I don't see how that's any different than buying gold or gear in Diablo 3 off the RMAH, and that game didn't suffer because of it.
Are you kidding? It's mentioned by pretty much everybody as one of the top three reasons the game failed. Even so, D3 is not an MMORPG, but it has survived exclusively by being a Blizzard game that a lot of fans waited years and years for. The RMAH is widely regarded as its downfall, and is what kept it from being taken seriously by anybody who is remotely competitive.
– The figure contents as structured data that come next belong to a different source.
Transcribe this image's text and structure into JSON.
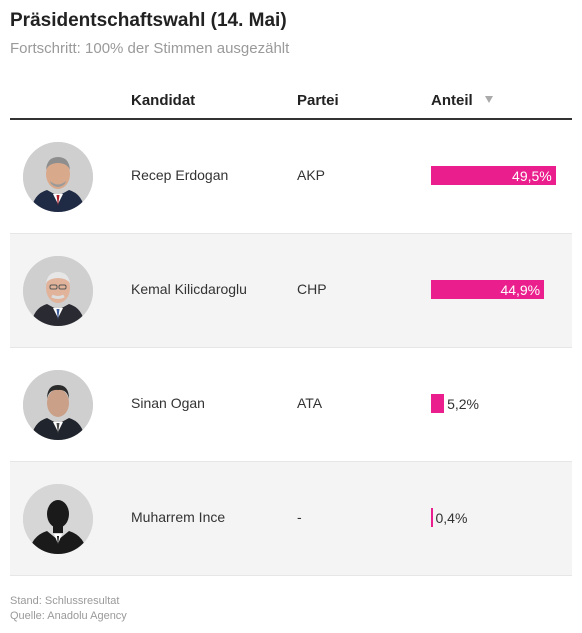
{
  "title": "Präsidentschaftswahl (14. Mai)",
  "subtitle": "Fortschritt: 100% der Stimmen ausgezählt",
  "table": {
    "columns": {
      "candidate": "Kandidat",
      "party": "Partei",
      "share": "Anteil"
    },
    "sort_icon": "sort-down-icon",
    "rows": [
      {
        "name": "Recep Erdogan",
        "party": "AKP",
        "share_label": "49,5%",
        "share": 49.5,
        "photo": "erdogan-photo"
      },
      {
        "name": "Kemal Kilicdaroglu",
        "party": "CHP",
        "share_label": "44,9%",
        "share": 44.9,
        "photo": "kilicdaroglu-photo"
      },
      {
        "name": "Sinan Ogan",
        "party": "ATA",
        "share_label": "5,2%",
        "share": 5.2,
        "photo": "ogan-photo"
      },
      {
        "name": "Muharrem Ince",
        "party": "-",
        "share_label": "0,4%",
        "share": 0.4,
        "photo": "placeholder-silhouette"
      }
    ]
  },
  "colors": {
    "bar": "#ea1e8c",
    "row_alt": "#f4f4f4"
  },
  "footer": {
    "status": "Stand: Schlussresultat",
    "source": "Quelle: Anadolu Agency"
  }
}
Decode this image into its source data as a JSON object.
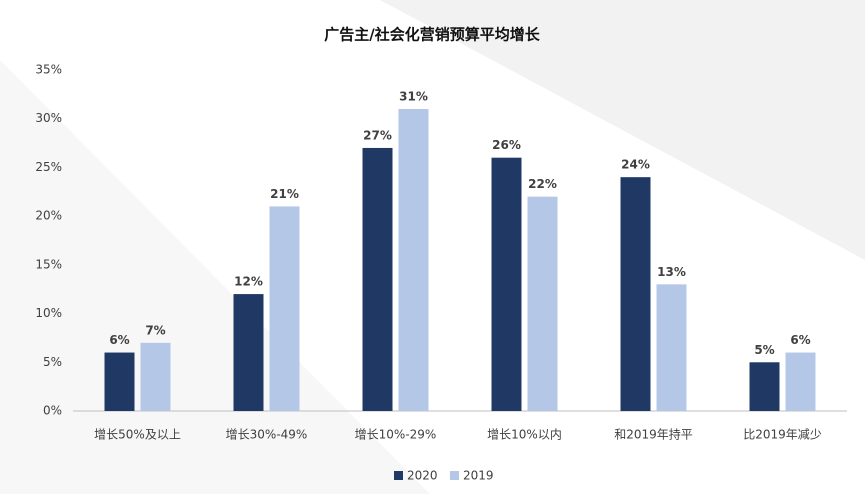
{
  "chart_data": {
    "type": "bar",
    "title": "广告主/社会化营销预算平均增长",
    "categories": [
      "增长50%及以上",
      "增长30%-49%",
      "增长10%-29%",
      "增长10%以内",
      "和2019年持平",
      "比2019年减少"
    ],
    "series": [
      {
        "name": "2020",
        "color": "#1f3864",
        "values": [
          6,
          12,
          27,
          26,
          24,
          5
        ],
        "value_labels": [
          "6%",
          "12%",
          "27%",
          "26%",
          "24%",
          "5%"
        ]
      },
      {
        "name": "2019",
        "color": "#b4c7e7",
        "values": [
          7,
          21,
          31,
          22,
          13,
          6
        ],
        "value_labels": [
          "7%",
          "21%",
          "31%",
          "22%",
          "13%",
          "6%"
        ]
      }
    ],
    "ylim": [
      0,
      35
    ],
    "yticks": [
      {
        "value": 0,
        "label": "0%"
      },
      {
        "value": 5,
        "label": "5%"
      },
      {
        "value": 10,
        "label": "10%"
      },
      {
        "value": 15,
        "label": "15%"
      },
      {
        "value": 20,
        "label": "20%"
      },
      {
        "value": 25,
        "label": "25%"
      },
      {
        "value": 30,
        "label": "30%"
      },
      {
        "value": 35,
        "label": "35%"
      }
    ],
    "grid": false,
    "legend": "bottom"
  }
}
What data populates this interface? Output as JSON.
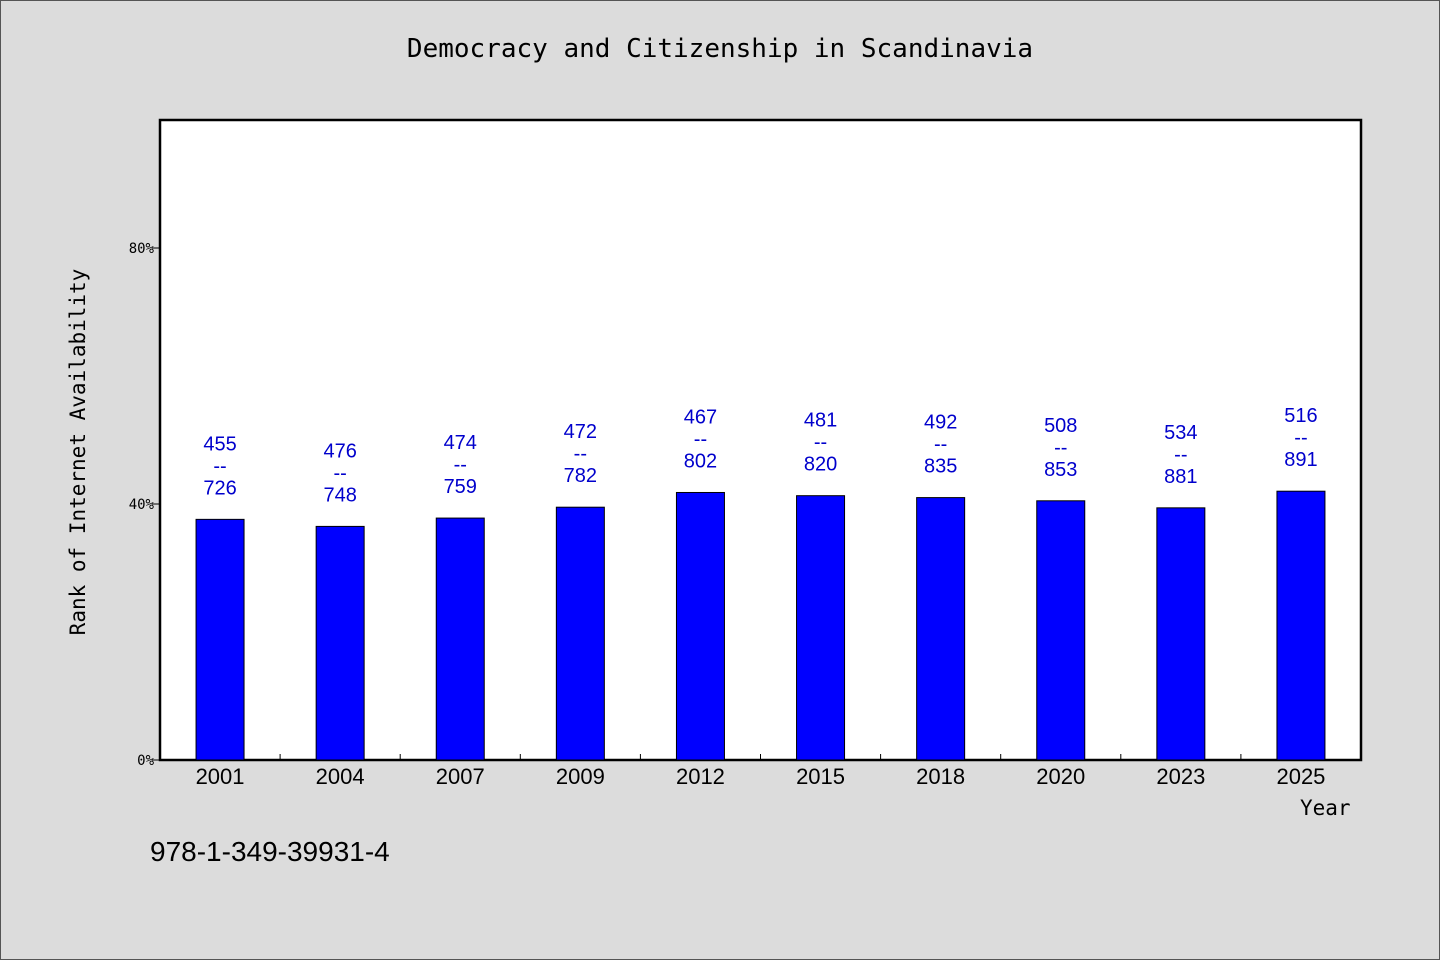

Name a widely succesful MMORPG with a long lifespan where it has been possible to mastercard your way to the best gear that can be obtained. There's a reason everybody hates it: it completely destroys a game's integrity and eliminates the reason most people play MMORPGs. The very thing that makes a succesful MMORPG is competitive integrity and incentive to excel. Allowing people to RMT their way to the top means the competitive integrity of the game is literally zero. Who would care about WoW if you could pay Blizzard for a full set of BiS gear? Who would care to work hard and beat the content?
Who would take pride in accomplishing something if there was no way for them to distinguish themselves from those who did it by opening their wallets? Indeed, games are increasingly starting to cater specifically to those who mastercard their way to the top, making this the most rewarding and celebrated way to "play" the game. Not coincidentally, we're also in a time where games have a lifespan of like three months before people can't possibly force themselves to care anymore and move on, hoping the next title is more satisfying. It's sad for gaming that these days it's a matter of "woah, that guy has the really expensive vanity pet" rather than "woah, that guy killed the hardest dragon and got the Holy Avenger +5!"
EQ had competitive integrity. DAoC had competitive integrity. WoW has competitive integrity, though it's starting to crack a little with the introduction of shit like the black market AH that obviously serves as a currency sink for people who RMT. Expect the next WoW expansion to have Blizzard-sanctioned Cash For Gold and even more high end gear on the BMAH, and expect that to be what kills WoW. It'll be their last cash grab before they turn their full focus on whatever Titan turns out to be.
An MMORPG where you can literally pull out your credit card and purchase the best gear in the game will be forgotten three months down the line as nobody will give a single fuck about anything that goes on in said game and will have no qualms moving on after two weeks when they realize that there's no incentive to work hard and no recognition for doing so.
It's a bit different in ARPGs where you play mostly by and for yourself, but the appeal and root of success of the MMORPG genre has always been the look-at-what-I've-got factor. Removing this element alienates every fan of traditional MMORPGs, as seen in GW2 and many other lesser titles that few even really know about because they failed so resoundingly that they didn't even cause a ripple in the dead sea of the MMORPG genre.
The games that survive for a long time, and are still remembered fondly even after they've died naturally of old age, are the games where you couldn't buy success and could be fairly sure that the guy with the awesome axe had actually earned it. Nobody remembers all those shitty games where you leveled to max in a day, discovered that there was no point doing anything since a third of the playerbase just bought the things you'd have to work hard for, and then quit without ever looking back. If Neverwinter really lets you RMT the best gear in the game, it will be another one of those games.
The gaming industry has become like the McDonalds of restaurants: it's strangely lucrative to serve people absolute garbage. Unfortunately, unlike the real world's food industry, every MMORPG is now trying to be McDonalds and there's no way to get a proper meal anywhere. People argue that it must be what the paying customers want if it's what's most profitable for the developers, but one wouldn't try to argue that a Big Mac is good food just because it generates a lot of cash.